Most Embarrassing Moment
His most embarrassing moment also came during that 1970-71 trial.
He was juggling pencils, markers and paper pads on his knees in court one day when everything “crashed to the floor,” said Robles, who draws for CBS News, KCBS-TV and The Times. “The place is crowded. And everyone is looking at me.
“Manson then turns around and gives me that ‘Shame, shame on you’ hand gesture. . . .”
Lignante also remembered the Manson trial: “You never knew what he (Manson) was going to do. They (Manson and his co-defendants) had absolutely no respect for the court. Everyone was flabbergasted by the disrespect shown.”
Some other memorable moments and observations from the artists:
- The 1976 Lee Marvin palimony case: “Marvin was very difficult to draw,” Robles said, “because his proportions were not ideal. You almost had to exaggerate some features in order to carry out the likeness.”
- The John DeLorean drug trial in 1984: “Cristina (DeLorean’s wife at the time) was very cooperative,” Rose said. “Toward the close of one day in court, I was drawing her, and she was wearing one of those high-style dresses with a definite pattern. I wasn’t done with the drawing, and I wouldn’t have remembered it enough to finish it. So I asked her, ‘Please, Cristina, would you wear the same dress tomorrow so I can finish my drawing?’ She said, ‘Yes,’ and she did.”
- The ongoing Night Stalker suspect’s preliminary hearing: “(Suspect Richard) Ramirez is pretty easy to draw,” Robles said. “He has good (bone) structure.”
- Last year’s Andrija Artukovic extradition case: Lignante was the only artist allowed into the Terminal Island jail hospital for a special hearing. “It was very closed in, and the guys (court officials) kept telling me to move over,” he said. “But I had to stay in this position in order to draw him.

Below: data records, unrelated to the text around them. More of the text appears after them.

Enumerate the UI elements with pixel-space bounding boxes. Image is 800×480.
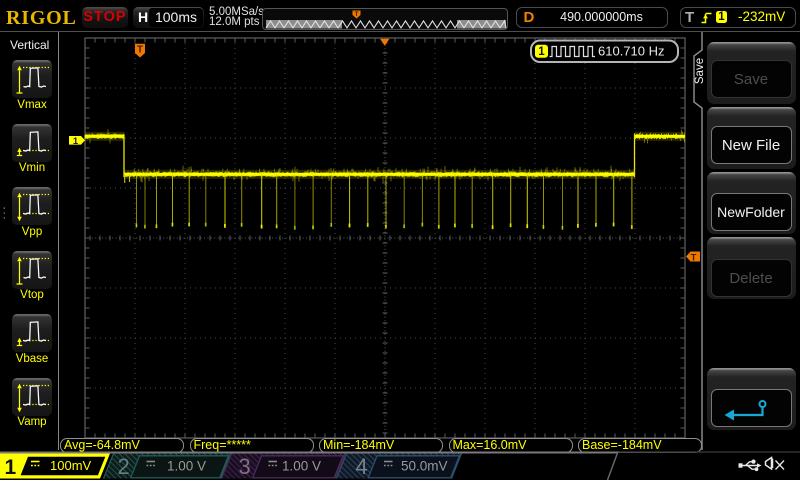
svg-text:1.00 V: 1.00 V [167, 459, 206, 474]
svg-text:4: 4 [356, 454, 368, 479]
svg-text:1.00 V: 1.00 V [282, 459, 321, 474]
svg-text:3: 3 [239, 454, 251, 479]
svg-text:2: 2 [118, 454, 130, 479]
svg-text:100mV: 100mV [50, 458, 92, 473]
svg-text:50.0mV: 50.0mV [401, 459, 448, 474]
svg-text:1: 1 [5, 456, 17, 479]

He was in bed and had tubes coming out of him and everything. I had to reach back into all of those years of experience to do it.”
High Marks From Judges
While the artists get high marks from judges who must keep a careful eye to ensure that they do not affect the judicial process, federal jurists like U.S. District Judge Terry J. Hatter Jr. are not willing to expand TV’s role by allowing cameras in the courtroom.

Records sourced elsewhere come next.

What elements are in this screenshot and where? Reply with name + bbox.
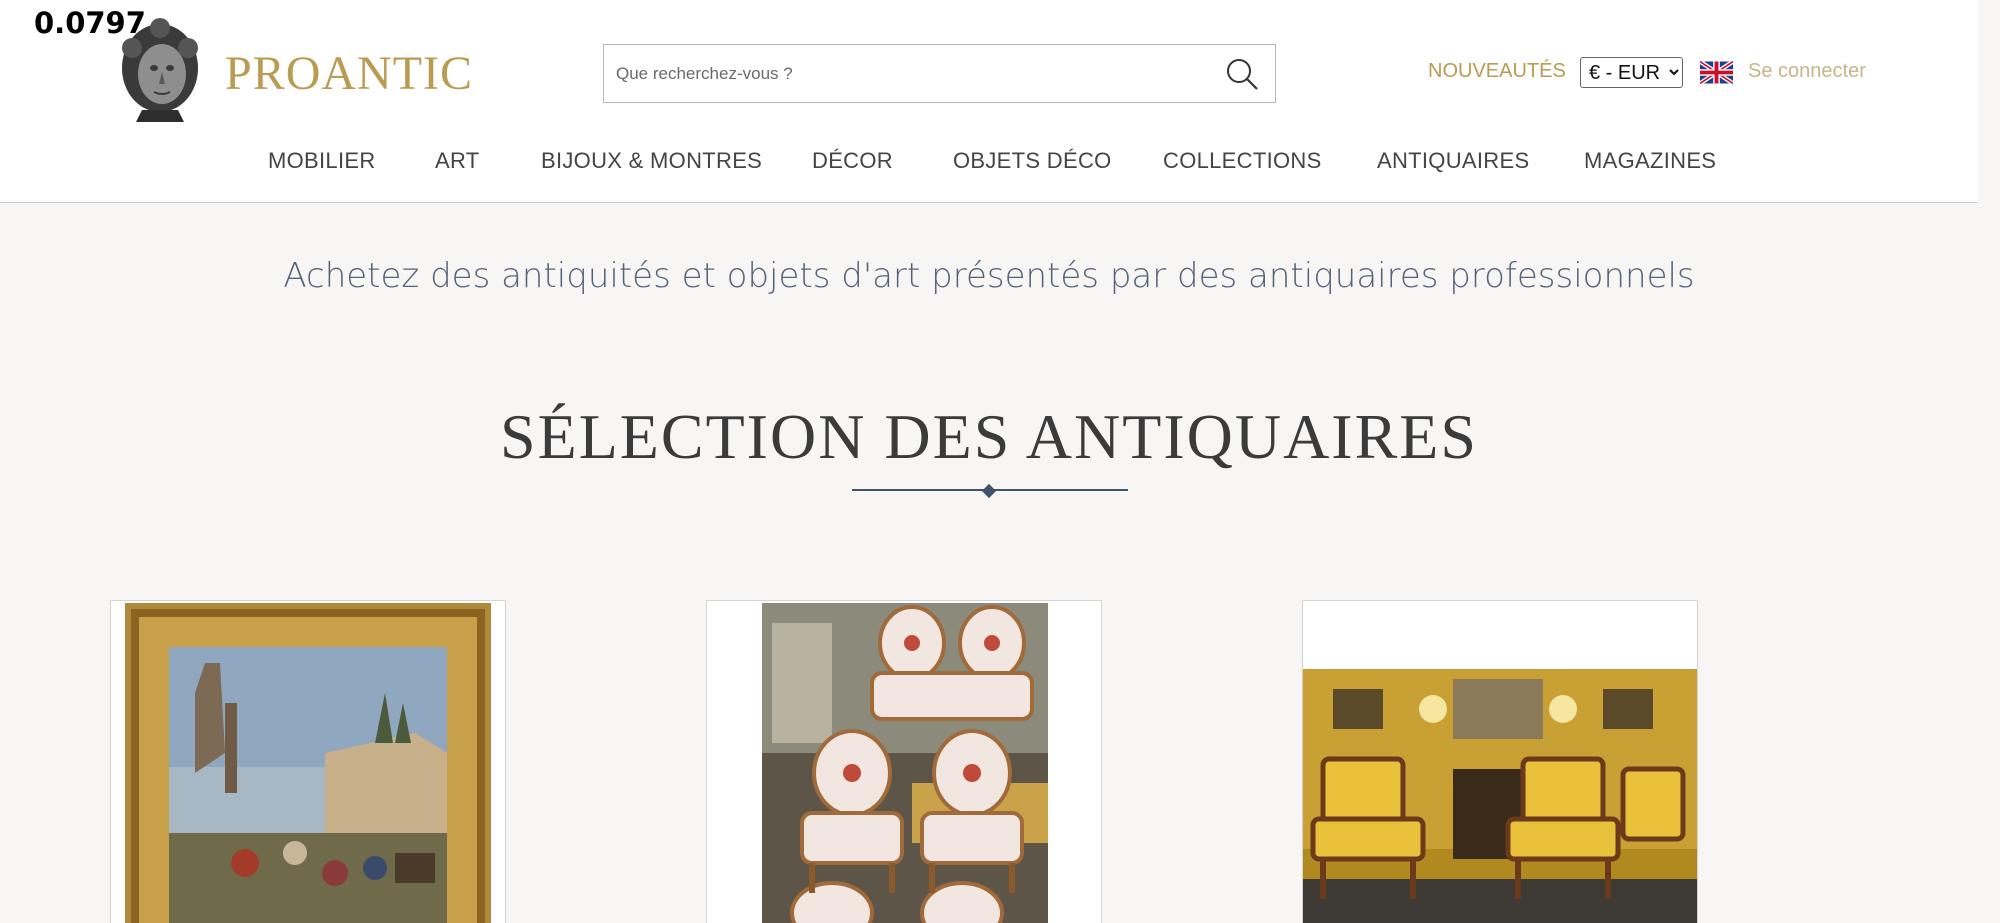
- search-box: [603, 44, 1276, 103]
- nav-item-art[interactable]: ART: [435, 148, 480, 174]
- nav-item-objets-deco[interactable]: OBJETS DÉCO: [953, 148, 1112, 174]
- main-nav: MOBILIER ART BIJOUX & MONTRES DÉCOR OBJE…: [0, 148, 1978, 180]
- nav-item-collections[interactable]: COLLECTIONS: [1163, 148, 1322, 174]
- product-card-armchairs[interactable]: [1302, 600, 1698, 923]
- title-divider-diamond: [981, 483, 997, 499]
- new-arrivals-link[interactable]: NOUVEAUTÉS: [1428, 60, 1566, 83]
- product-image-chairs[interactable]: [762, 603, 1048, 923]
- product-card-chairs[interactable]: [706, 600, 1102, 923]
- page-tagline: Achetez des antiquités et objets d'art p…: [283, 256, 1695, 296]
- site-header: PROANTIC NOUVEAUTÉS € - EUR Se connecter…: [0, 0, 1978, 203]
- product-card-painting[interactable]: [110, 600, 506, 923]
- score-overlay: 0.0797: [34, 6, 146, 40]
- nav-item-magazines[interactable]: MAGAZINES: [1584, 148, 1716, 174]
- search-input[interactable]: [616, 45, 1196, 102]
- search-icon[interactable]: [1225, 57, 1259, 91]
- product-image-armchairs[interactable]: [1303, 669, 1697, 923]
- uk-flag-icon[interactable]: [1700, 60, 1733, 85]
- nav-item-antiquaires[interactable]: ANTIQUAIRES: [1377, 148, 1529, 174]
- nav-item-decor[interactable]: DÉCOR: [812, 148, 893, 174]
- nav-item-mobilier[interactable]: MOBILIER: [268, 148, 376, 174]
- login-link[interactable]: Se connecter: [1748, 60, 1866, 83]
- product-image-painting[interactable]: [125, 603, 491, 923]
- nav-item-bijoux-montres[interactable]: BIJOUX & MONTRES: [541, 148, 762, 174]
- currency-select[interactable]: € - EUR: [1580, 57, 1683, 88]
- section-title: SÉLECTION DES ANTIQUAIRES: [500, 401, 1478, 472]
- brand-name[interactable]: PROANTIC: [225, 46, 473, 101]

“I just believe that the First Amendment and the Sixth Amendment (a defendant’s right to a fair trial) should not collide,” he said.
Recalling that his first high-profile trial as a federal judge involved reputed members of organized crime, Hatter quipped: “I remember people asking me if I was frightened because my picture was being drawn. Frightened? No one would ever recognize me from those sketches.”